Dave got in touch with Heidi. “I don’t know what to do,” he texted her, according to messages she’s
kept. “I hate this part of my life.”

She said he could leave the spotlight—and let them win. Or he could continue to flood the internet
with positive Dave Hollis content. There were even SEO experts, she noted, that he could hire to
help drown out the negativity.

Dave’s response: “I am in on option 2.” Followers in early February didn’t see anything amiss.
Dave posted a photo of his daughter fishing, and uploaded a podcast asking, Does Technology
Make Me Happy?

THE SALVE of a new plan didn’t last long. A week later, friends say he got so drunk he needed a
ride home. Before Dave headed inside, he committed to attending an Alcoholics Anonymous
meeting and church the next morning, friends said.

Dave was alone at home, Heidi says, when he called her. She could tell something was wrong—his
breathing was heavy, and he said he was ready to get help. When he didn’t show up for the AA
meeting a family friend went to check on him.

He was found dead in bed.

At the funeral, details about what happened were hazy to even some of Dave’s closest friends.
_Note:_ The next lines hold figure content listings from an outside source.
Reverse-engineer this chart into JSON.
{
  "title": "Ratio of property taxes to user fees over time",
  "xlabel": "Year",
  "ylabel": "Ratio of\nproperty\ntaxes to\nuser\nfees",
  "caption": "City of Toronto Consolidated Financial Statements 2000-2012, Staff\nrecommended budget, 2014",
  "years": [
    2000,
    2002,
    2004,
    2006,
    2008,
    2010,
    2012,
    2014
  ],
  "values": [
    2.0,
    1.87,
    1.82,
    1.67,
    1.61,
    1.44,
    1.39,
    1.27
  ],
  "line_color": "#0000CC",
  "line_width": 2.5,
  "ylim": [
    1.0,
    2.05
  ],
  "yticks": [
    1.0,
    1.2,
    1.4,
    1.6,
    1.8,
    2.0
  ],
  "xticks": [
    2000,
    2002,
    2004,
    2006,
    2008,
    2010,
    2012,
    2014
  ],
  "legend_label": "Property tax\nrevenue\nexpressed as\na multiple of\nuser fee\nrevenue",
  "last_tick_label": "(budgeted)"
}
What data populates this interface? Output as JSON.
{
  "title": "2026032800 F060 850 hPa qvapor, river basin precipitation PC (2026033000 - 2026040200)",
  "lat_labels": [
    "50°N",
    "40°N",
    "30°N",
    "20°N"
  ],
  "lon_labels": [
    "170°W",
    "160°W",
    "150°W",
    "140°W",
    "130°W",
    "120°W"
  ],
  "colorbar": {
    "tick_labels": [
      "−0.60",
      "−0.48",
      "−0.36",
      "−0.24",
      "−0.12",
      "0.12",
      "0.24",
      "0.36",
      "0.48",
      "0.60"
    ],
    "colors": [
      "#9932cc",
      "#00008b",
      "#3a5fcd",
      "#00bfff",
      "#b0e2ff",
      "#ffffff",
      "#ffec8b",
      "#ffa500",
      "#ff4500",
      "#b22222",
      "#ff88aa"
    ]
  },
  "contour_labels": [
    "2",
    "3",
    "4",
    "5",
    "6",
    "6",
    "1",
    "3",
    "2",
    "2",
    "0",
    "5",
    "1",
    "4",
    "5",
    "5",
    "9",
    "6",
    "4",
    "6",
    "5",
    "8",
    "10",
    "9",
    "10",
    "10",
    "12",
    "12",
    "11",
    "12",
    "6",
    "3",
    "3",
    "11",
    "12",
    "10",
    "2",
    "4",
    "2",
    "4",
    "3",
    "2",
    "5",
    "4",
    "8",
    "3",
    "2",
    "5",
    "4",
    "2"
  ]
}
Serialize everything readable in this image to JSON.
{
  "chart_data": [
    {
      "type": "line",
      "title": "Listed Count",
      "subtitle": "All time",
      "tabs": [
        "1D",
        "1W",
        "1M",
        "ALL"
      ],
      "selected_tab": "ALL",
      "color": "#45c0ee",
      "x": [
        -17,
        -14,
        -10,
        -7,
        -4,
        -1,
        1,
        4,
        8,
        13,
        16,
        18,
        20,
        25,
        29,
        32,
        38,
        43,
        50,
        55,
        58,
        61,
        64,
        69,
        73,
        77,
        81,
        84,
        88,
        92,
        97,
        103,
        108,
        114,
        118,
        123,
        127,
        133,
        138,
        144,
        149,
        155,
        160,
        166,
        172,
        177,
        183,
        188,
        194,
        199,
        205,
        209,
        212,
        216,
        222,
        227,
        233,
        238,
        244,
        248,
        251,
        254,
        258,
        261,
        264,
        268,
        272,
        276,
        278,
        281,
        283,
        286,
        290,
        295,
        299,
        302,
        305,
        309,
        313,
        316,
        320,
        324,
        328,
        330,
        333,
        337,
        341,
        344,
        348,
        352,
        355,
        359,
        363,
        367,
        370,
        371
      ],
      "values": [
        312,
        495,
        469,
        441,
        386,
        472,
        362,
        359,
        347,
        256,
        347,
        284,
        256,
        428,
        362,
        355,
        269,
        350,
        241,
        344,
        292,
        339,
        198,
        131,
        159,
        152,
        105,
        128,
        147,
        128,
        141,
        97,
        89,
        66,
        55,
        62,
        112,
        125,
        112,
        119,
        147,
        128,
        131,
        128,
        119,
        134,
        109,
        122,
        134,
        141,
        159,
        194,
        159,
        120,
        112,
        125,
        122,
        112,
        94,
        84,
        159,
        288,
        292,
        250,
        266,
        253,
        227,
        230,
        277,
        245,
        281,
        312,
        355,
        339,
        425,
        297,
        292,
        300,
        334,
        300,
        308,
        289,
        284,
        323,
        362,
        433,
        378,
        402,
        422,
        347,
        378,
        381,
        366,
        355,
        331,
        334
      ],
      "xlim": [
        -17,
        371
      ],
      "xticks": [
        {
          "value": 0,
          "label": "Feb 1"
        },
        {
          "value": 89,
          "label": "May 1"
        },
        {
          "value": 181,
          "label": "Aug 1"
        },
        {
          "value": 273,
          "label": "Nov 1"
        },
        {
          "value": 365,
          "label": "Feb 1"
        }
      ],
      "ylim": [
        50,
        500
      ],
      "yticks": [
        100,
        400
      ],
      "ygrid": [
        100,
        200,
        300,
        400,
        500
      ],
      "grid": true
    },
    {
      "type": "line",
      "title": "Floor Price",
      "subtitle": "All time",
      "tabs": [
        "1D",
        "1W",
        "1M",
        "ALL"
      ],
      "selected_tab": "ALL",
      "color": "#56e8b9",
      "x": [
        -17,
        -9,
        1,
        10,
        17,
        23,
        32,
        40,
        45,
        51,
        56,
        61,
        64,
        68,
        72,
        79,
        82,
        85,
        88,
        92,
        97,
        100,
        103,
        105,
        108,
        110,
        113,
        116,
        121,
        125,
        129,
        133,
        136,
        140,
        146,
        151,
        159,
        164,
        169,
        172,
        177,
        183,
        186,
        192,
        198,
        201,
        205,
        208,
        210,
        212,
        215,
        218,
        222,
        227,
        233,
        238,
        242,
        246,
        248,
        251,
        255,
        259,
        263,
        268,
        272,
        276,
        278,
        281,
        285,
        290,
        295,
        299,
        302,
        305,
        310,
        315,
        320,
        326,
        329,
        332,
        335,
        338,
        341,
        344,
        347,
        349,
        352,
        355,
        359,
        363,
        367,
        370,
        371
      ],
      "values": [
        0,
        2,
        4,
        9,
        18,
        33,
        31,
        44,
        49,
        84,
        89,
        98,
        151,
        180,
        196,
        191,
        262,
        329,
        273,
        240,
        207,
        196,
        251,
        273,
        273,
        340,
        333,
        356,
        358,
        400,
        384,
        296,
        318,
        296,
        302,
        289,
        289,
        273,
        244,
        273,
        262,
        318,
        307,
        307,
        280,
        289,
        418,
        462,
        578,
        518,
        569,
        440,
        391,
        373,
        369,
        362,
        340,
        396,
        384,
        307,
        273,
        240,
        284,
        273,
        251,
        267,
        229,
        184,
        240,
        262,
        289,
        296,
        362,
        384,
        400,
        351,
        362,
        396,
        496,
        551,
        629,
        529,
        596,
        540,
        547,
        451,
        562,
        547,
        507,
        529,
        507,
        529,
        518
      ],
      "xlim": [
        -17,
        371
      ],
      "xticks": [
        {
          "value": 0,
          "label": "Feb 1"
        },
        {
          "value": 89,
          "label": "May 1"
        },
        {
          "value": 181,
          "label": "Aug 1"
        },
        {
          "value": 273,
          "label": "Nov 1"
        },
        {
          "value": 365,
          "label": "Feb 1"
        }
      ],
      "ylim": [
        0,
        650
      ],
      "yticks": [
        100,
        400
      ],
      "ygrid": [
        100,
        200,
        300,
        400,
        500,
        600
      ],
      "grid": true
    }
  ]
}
They
knew he had recently gone to the hospital with high blood pressure—commentators speculated that
he’d had a heart attack.

At a memorial service held in February 2023, a list of speakers represented the many chapters of
Dave’s life. There were friends who knew him from schoolyard soccer like Wehan; colleagues from
Disney; fellow self-help influencers. Rachel was there but didn’t speak. (“I have no words and my
heart is too broken to find them,” she wrote on Instagram. “Please wrap the kids up in prayers.”)
Lynn McKay, Dave’s neighbor, listened as several speakers provided the Instagram-ready version
of events, incomplete eulogies that mentioned only Dave’s humor, compassion and charity. She
wanted to scream. Then Dave’s mother spoke and acknowledged that her son, like so many, was
complicated. He’d struggled. Lynn felt a wave of relief. Someone had finally broken through the
filter.

An autopsy report later ruled Dave’s death as accidental. He was found with toxic levels of cocaine,
ethanol and fentanyl in his system, a combination that interacted lethally with an “underlying
natural disease of the heart.”

But Lynn says she believes those drugs were treatments Dave sought for a different problem. She
blames viral fame for his death and the platforms that power it. “They’re all drugs.”

Months later, Wehan described Dave’s drug use as the “locked door” that influencers never open to
their followers. At the memorial service, Wehan tried to piece together his own memories with
snapshots from strangers who knew Dave from his online life, fragments he struggled to put into a
fuller picture. Most troubling of all was how Dave, the man who’d surrounded himself with friends
since childhood, who had nearly half a million followers at his command, had died alone.

Dave was found, he learned, with his phone on his chest.